Famiglia nel bosco: rafforzata la vigilanza per la presidente del tribunale dei minori

Abruzzo. In seguito agli attacchi e alle minacce ricevute sui social nei mesi scorsi, è stato deciso di innalzare la vigilanza nei confronti della presidente del Tribunale dei minori dell’Aquila, Cecilia Angrisano, che aveva già una protezione per via del ruolo.
La notizia, anticipata dal quotidiano il Centro, è stata confermata da fonti qualificate.

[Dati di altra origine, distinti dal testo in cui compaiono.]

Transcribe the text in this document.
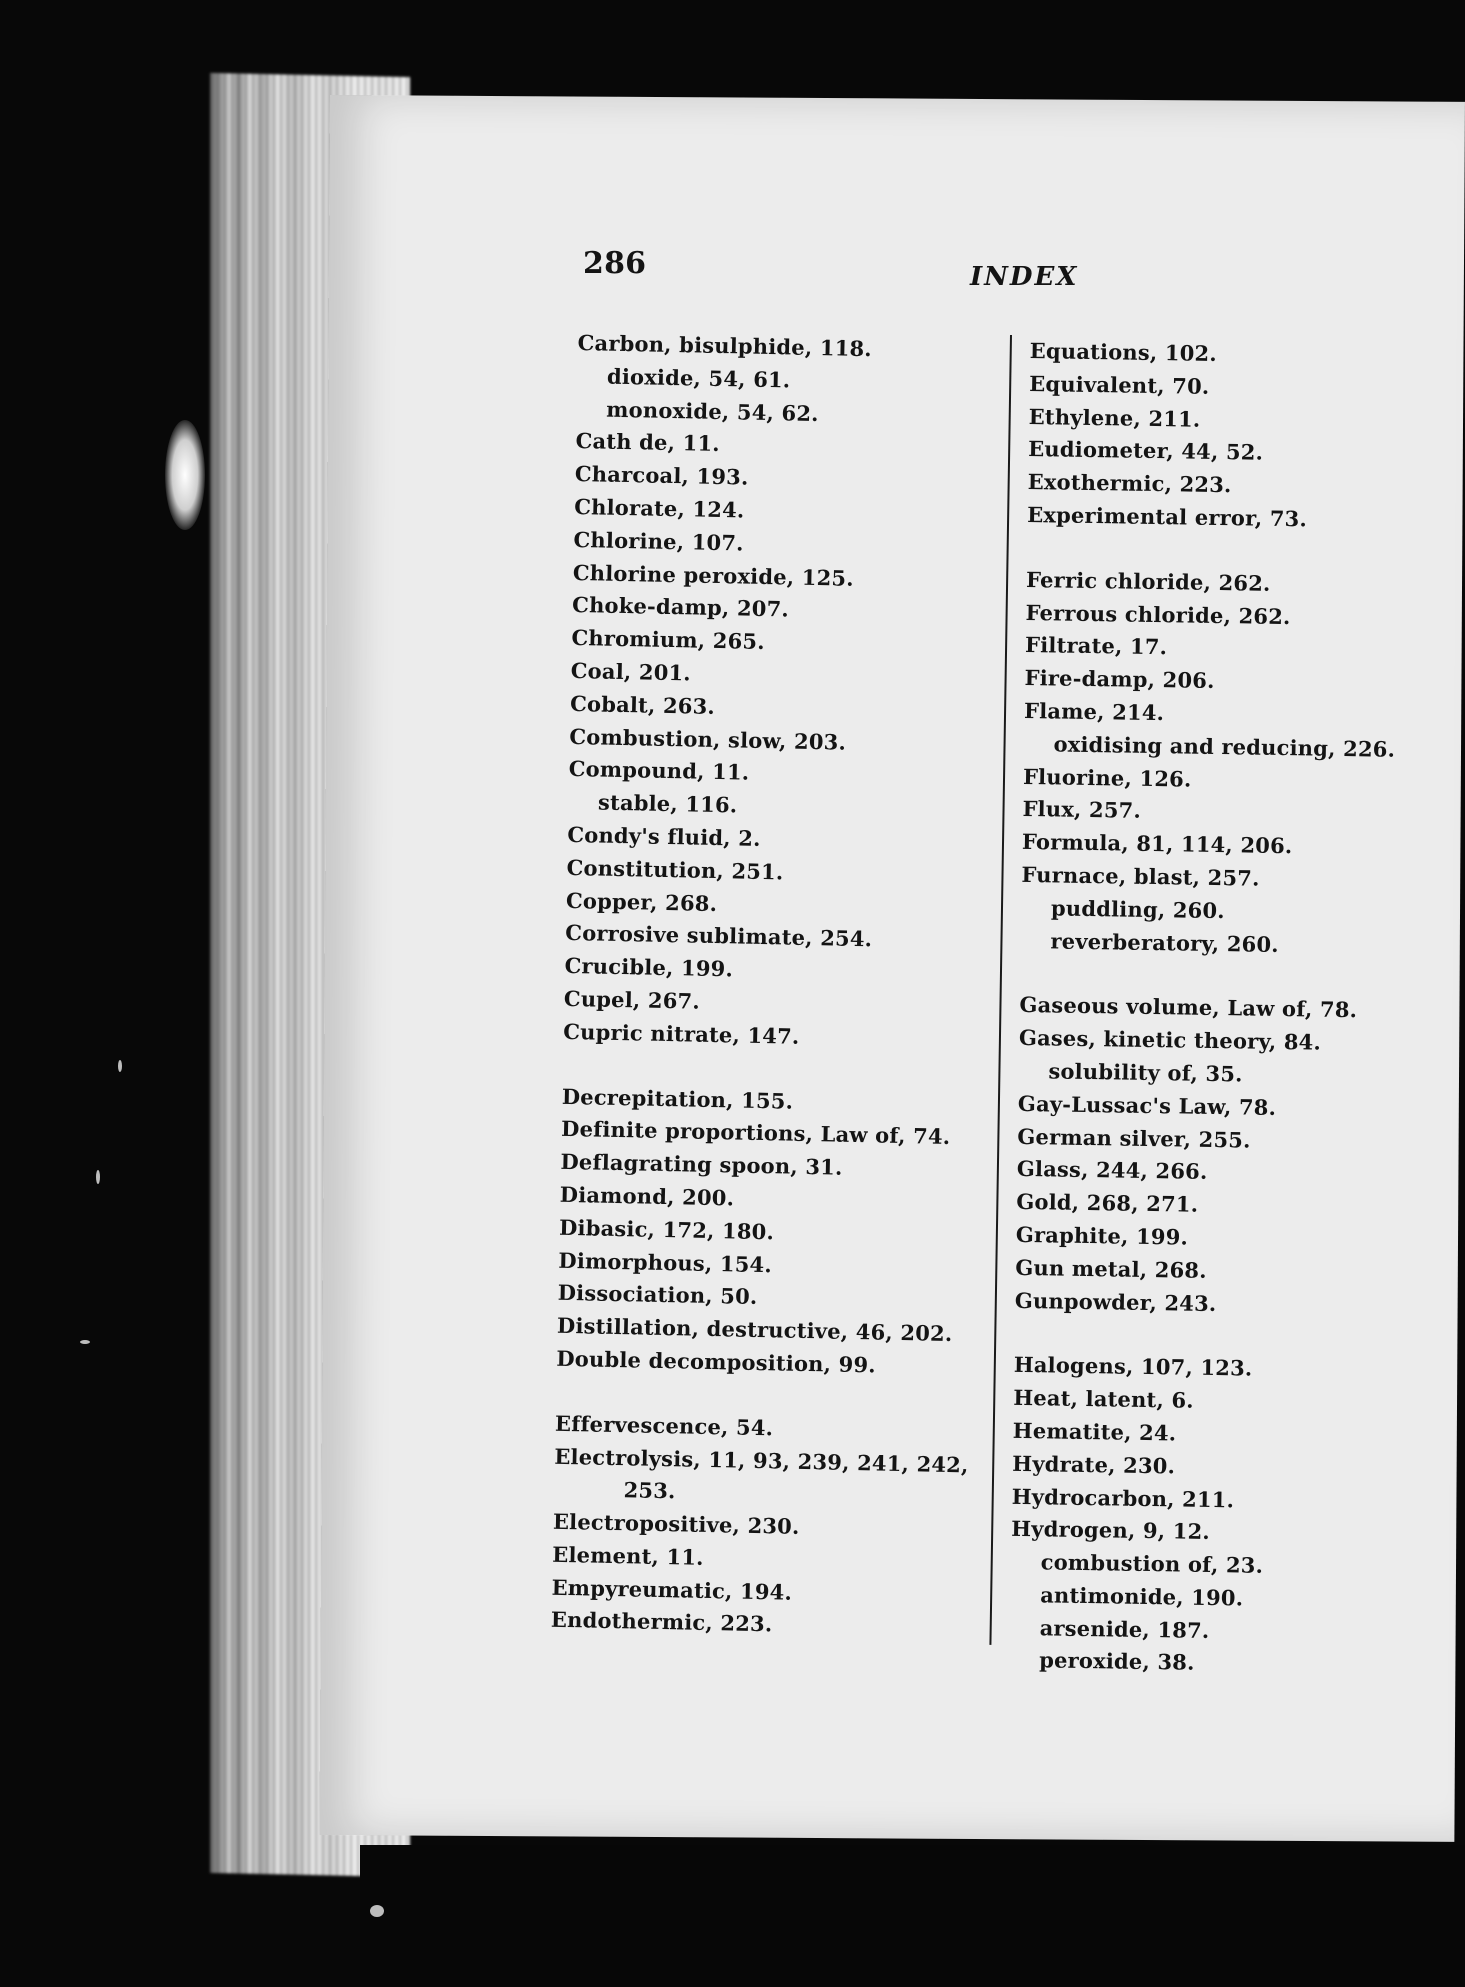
286	INDEX
Carbon, bisulphide, 118.
dioxide, 54, 61.
monoxide, 54, 62.
Cath de, 11.
Charcoal, 193.
Chlorate, 124.
Chlorine, 107.
Chlorine peroxide, 125.
Choke-damp, 207.
Chromium, 265.
Coal, 201.
Cobalt, 263.
Combustion, slow, 203.
Compound, 11.
stable, 116.
Condy's fluid, 2.
Constitution, 251.
Copper, 268.
Corrosive sublimate, 254.
Crucible, 199.
Cupel, 267.
Cupric nitrate, 147.
Decrepitation, 155.
Definite proportions, Law of, 74.
Deflagrating spoon, 31.
Diamond, 200.
Dibasic, 172, 180.
Dimorphous, 154.
Dissociation, 50.
Distillation, destructive, 46, 202.
Double decomposition, 99.
Effervescence, 54.
Electrolysis, 11, 93, 239, 241, 242,
253.
Electropositive, 230.
Element, 11.
Empyreumatic, 194.
Endothermic, 223.
Equations, 102.
Equivalent, 70.
Ethylene, 211.
Eudiometer, 44, 52.
Exothermic, 223.
Experimental error, 73.
Ferric chloride, 262.
Ferrous chloride, 262.
Filtrate, 17.
Fire-damp, 206.
Flame, 214.
oxidising and reducing, 226.
Fluorine, 126.
Flux, 257.
Formula, 81, 114, 206.
Furnace, blast, 257.
puddling, 260.
reverberatory, 260.
Gaseous volume, Law of, 78.
Gases, kinetic theory, 84.
solubility of, 35.
Gay-Lussac's Law, 78.
German silver, 255.
Glass, 244, 266.
Gold, 268, 271.
Graphite, 199.
Gun metal, 268.
Gunpowder, 243.
Halogens, 107, 123.
Heat, latent, 6.
Hematite, 24.
Hydrate, 230.
Hydrocarbon, 211.
Hydrogen, 9, 12.
combustion of, 23.
antimonide, 190.
arsenide, 187.
peroxide, 38.
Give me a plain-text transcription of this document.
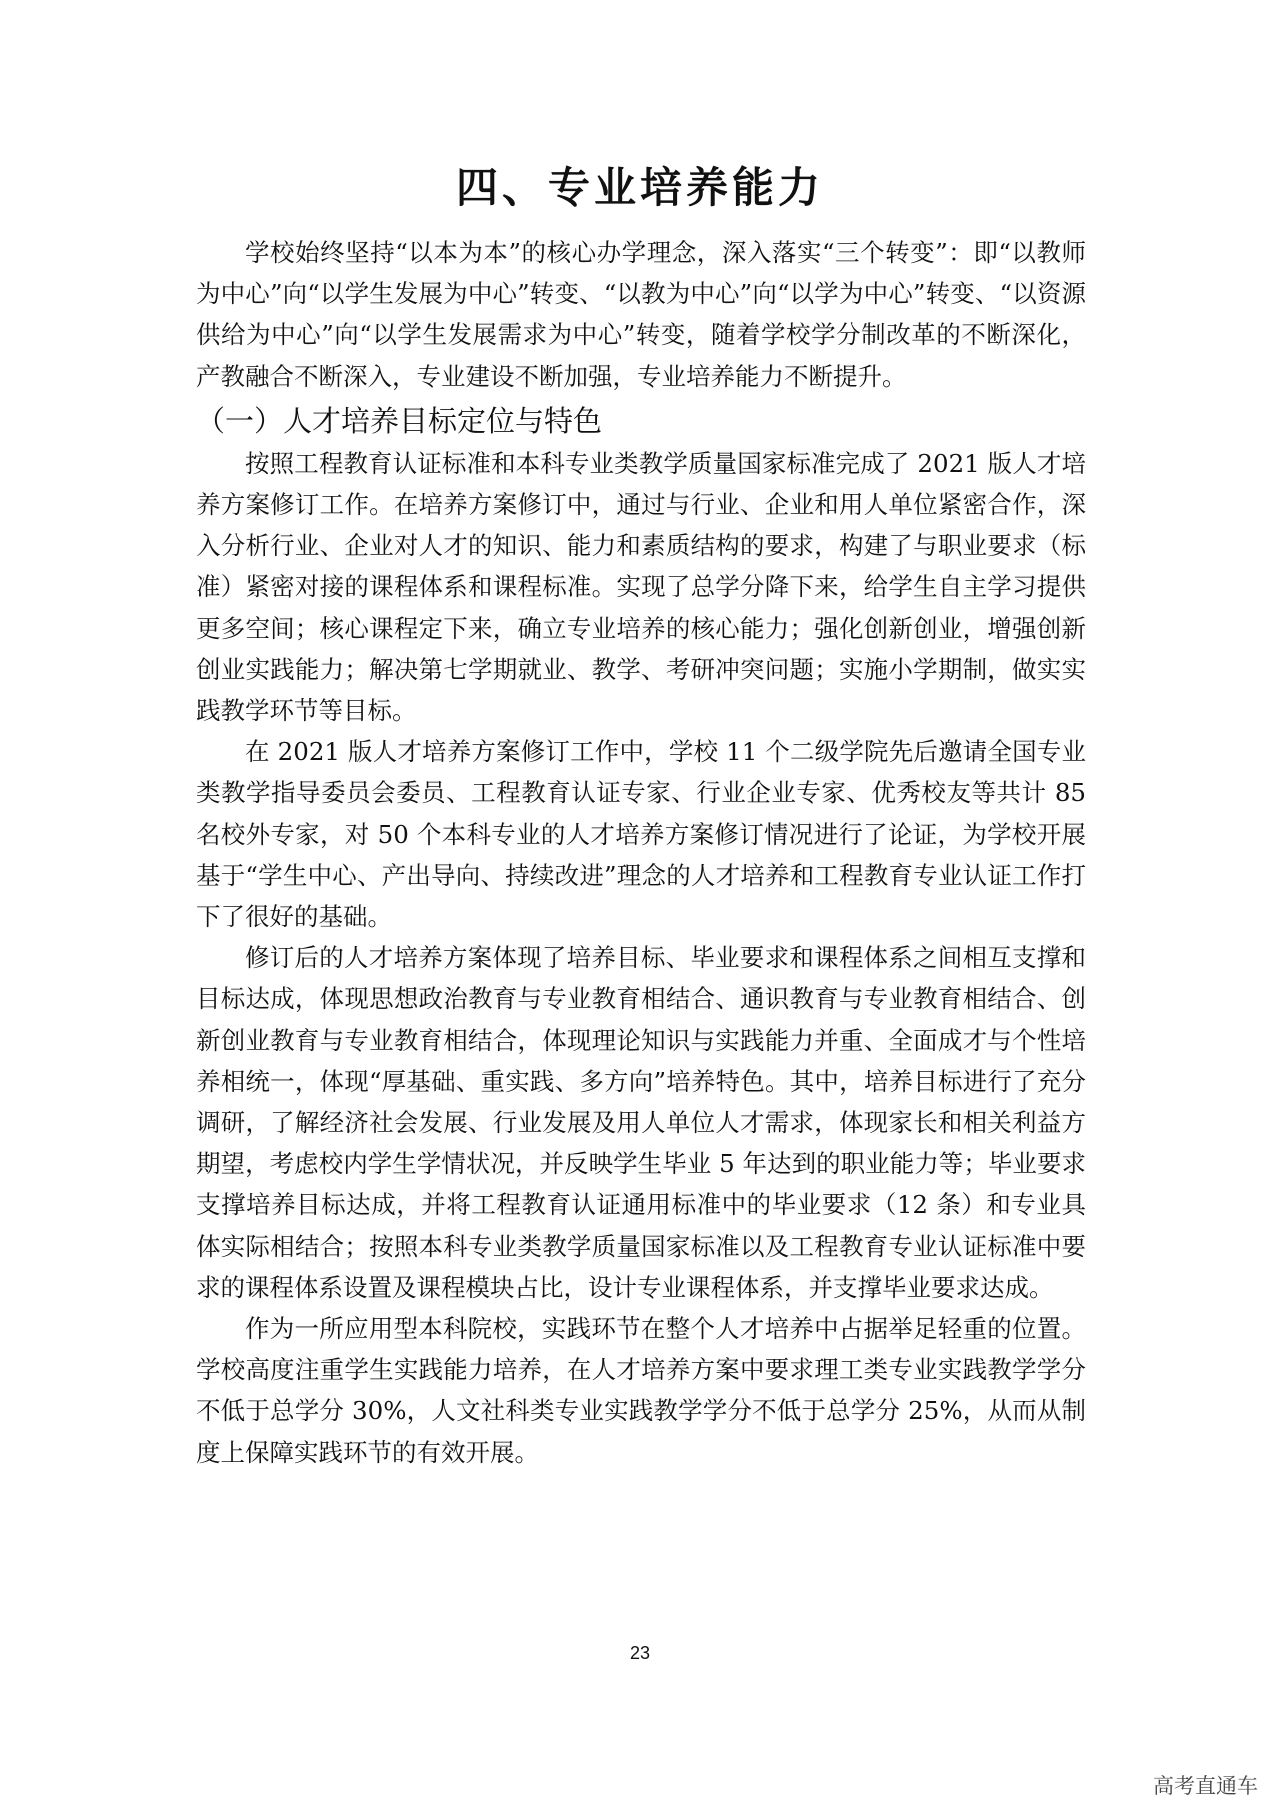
四、专业培养能力

学校始终坚持“以本为本”的核心办学理念，深入落实“三个转变”：即“以教师为中心”向“以学生发展为中心”转变、“以教为中心”向“以学为中心”转变、“以资源供给为中心”向“以学生发展需求为中心”转变，随着学校学分制改革的不断深化，产教融合不断深入，专业建设不断加强，专业培养能力不断提升。

（一）人才培养目标定位与特色

按照工程教育认证标准和本科专业类教学质量国家标准完成了 2021 版人才培养方案修订工作。在培养方案修订中，通过与行业、企业和用人单位紧密合作，深入分析行业、企业对人才的知识、能力和素质结构的要求，构建了与职业要求（标准）紧密对接的课程体系和课程标准。实现了总学分降下来，给学生自主学习提供更多空间；核心课程定下来，确立专业培养的核心能力；强化创新创业，增强创新创业实践能力；解决第七学期就业、教学、考研冲突问题；实施小学期制，做实实践教学环节等目标。

在 2021 版人才培养方案修订工作中，学校 11 个二级学院先后邀请全国专业类教学指导委员会委员、工程教育认证专家、行业企业专家、优秀校友等共计 85 名校外专家，对 50 个本科专业的人才培养方案修订情况进行了论证，为学校开展基于“学生中心、产出导向、持续改进”理念的人才培养和工程教育专业认证工作打下了很好的基础。

修订后的人才培养方案体现了培养目标、毕业要求和课程体系之间相互支撑和目标达成，体现思想政治教育与专业教育相结合、通识教育与专业教育相结合、创新创业教育与专业教育相结合，体现理论知识与实践能力并重、全面成才与个性培养相统一，体现“厚基础、重实践、多方向”培养特色。其中，培养目标进行了充分调研，了解经济社会发展、行业发展及用人单位人才需求，体现家长和相关利益方期望，考虑校内学生学情状况，并反映学生毕业 5 年达到的职业能力等；毕业要求支撑培养目标达成，并将工程教育认证通用标准中的毕业要求（12 条）和专业具体实际相结合；按照本科专业类教学质量国家标准以及工程教育专业认证标准中要求的课程体系设置及课程模块占比，设计专业课程体系，并支撑毕业要求达成。

作为一所应用型本科院校，实践环节在整个人才培养中占据举足轻重的位置。学校高度注重学生实践能力培养，在人才培养方案中要求理工类专业实践教学学分不低于总学分 30%，人文社科类专业实践教学学分不低于总学分 25%，从而从制度上保障实践环节的有效开展。

23
高考直通车
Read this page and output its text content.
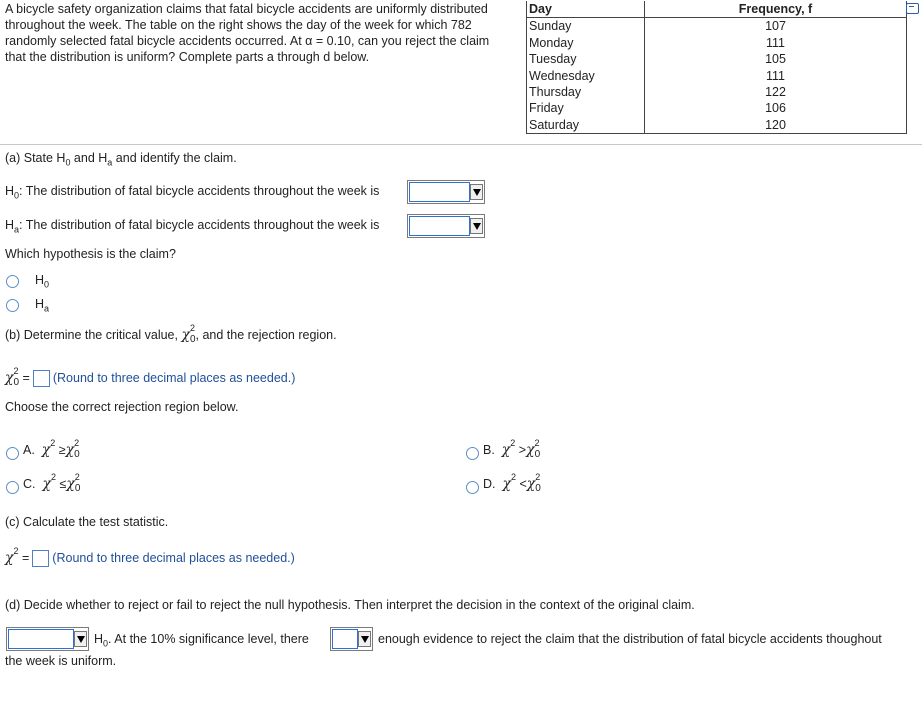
A bicycle safety organization claims that fatal bicycle accidents are uniformly distributed throughout the week. The table on the right shows the day of the week for which 782 randomly selected fatal bicycle accidents occurred. At α = 0.10, can you reject the claim that the distribution is uniform? Complete parts a through d below.
Day	Frequency, f
Sunday	107
Monday	111
Tuesday	105
Wednesday	111
Thursday	122
Friday	106
Saturday	120
(a) State $H_0$ and $H_a$ and identify the claim.
$H_0$: The distribution of fatal bicycle accidents throughout the week is
$H_a$: The distribution of fatal bicycle accidents throughout the week is
Which hypothesis is the claim?
$H_0$
$H_a$
(b) Determine the critical value, $\chi^2_0$, and the rejection region.
$\chi^2_0$ = (Round to three decimal places as needed.)
Choose the correct rejection region below.
A. $\chi^2 \ge\chi^2_0$	B. $\chi^2 >\chi^2_0$
C. $\chi^2 \le\chi^2_0$	D. $\chi^2 <\chi^2_0$
(c) Calculate the test statistic.
$\chi^2$ = (Round to three decimal places as needed.)
(d) Decide whether to reject or fail to reject the null hypothesis. Then interpret the decision in the context of the original claim.
$H_0$. At the 10% significance level, there	enough evidence to reject the claim that the distribution of fatal bicycle accidents thoughout
the week is uniform.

La presidente era finita nell’occhio del ciclone in seguito all’ordinanza con cui dispose la sospensione della responsabilità genitoriale nei confronti di Nathan e Catherine, la cosiddetta ‘famiglia del bosco’, e il conseguente allontanamento dei tre figli in una casa famiglia.
Proprio ieri la stessa presidente, insieme con il procuratore David Mancini, aveva affidato ad una nota la replica alle polemiche sull’ordinanza di allontanamento di mamma Catherine dalla struttura protetta. “Ogni iniziativa giudiziaria” di competenza dei giudici minorili – le loro parole – “è ispirata esclusivamente ai principi di tutela dei diritti delle persone di minore età”. Nello stesso comunicato i magistrati evidenziavano anche i “toni aggressivi e non continenti” dei commenti degli ultimi giorni.
I messaggi che sono arrivati, non oggi ma da mesi, alla dottoressa Angrisano sono di una violenza verbale inaccettabile”.
Lo afferma Claudio Cottatellucci, presidente dell’Associazione italiana magistrati per i minorenni e per la famiglia (Aimmf) commentando l’innalzamento della vigilanza nei confronti della presidente del Tribunale dei minorenni dell’Aquila in seguito all’ordinanza con cui è stato disposto l’allontanamento di Catherine, la mamma dei ‘bimbi del bosco’, dalla casa-famiglia.
“Quanto successo è anche l’effetto dei social e di un certo imbarbarimento della comunicazione e dei social”, aggiunge all’ANSA.
Alla base dell’escalation, evidenzia, c’è anche un problema culturale e di comunicazione: “Quello che non viene trasmesso è il funzionamento reale del sistema”. Secondo Cottatellucci, nel dibattito pubblico si diffonde spesso l’idea che i giudici agiscano con una “discrezionalità incontrollata”, mentre le decisioni dei giudici vengono prese “dentro criteri legali molto precisi e stringenti”. Il presidente dell’associazione ricorda, in ogni caso, che i provvedimenti giudiziari “non sono infallibili”, ma possono essere corretti attraverso il sistema delle impugnazioni.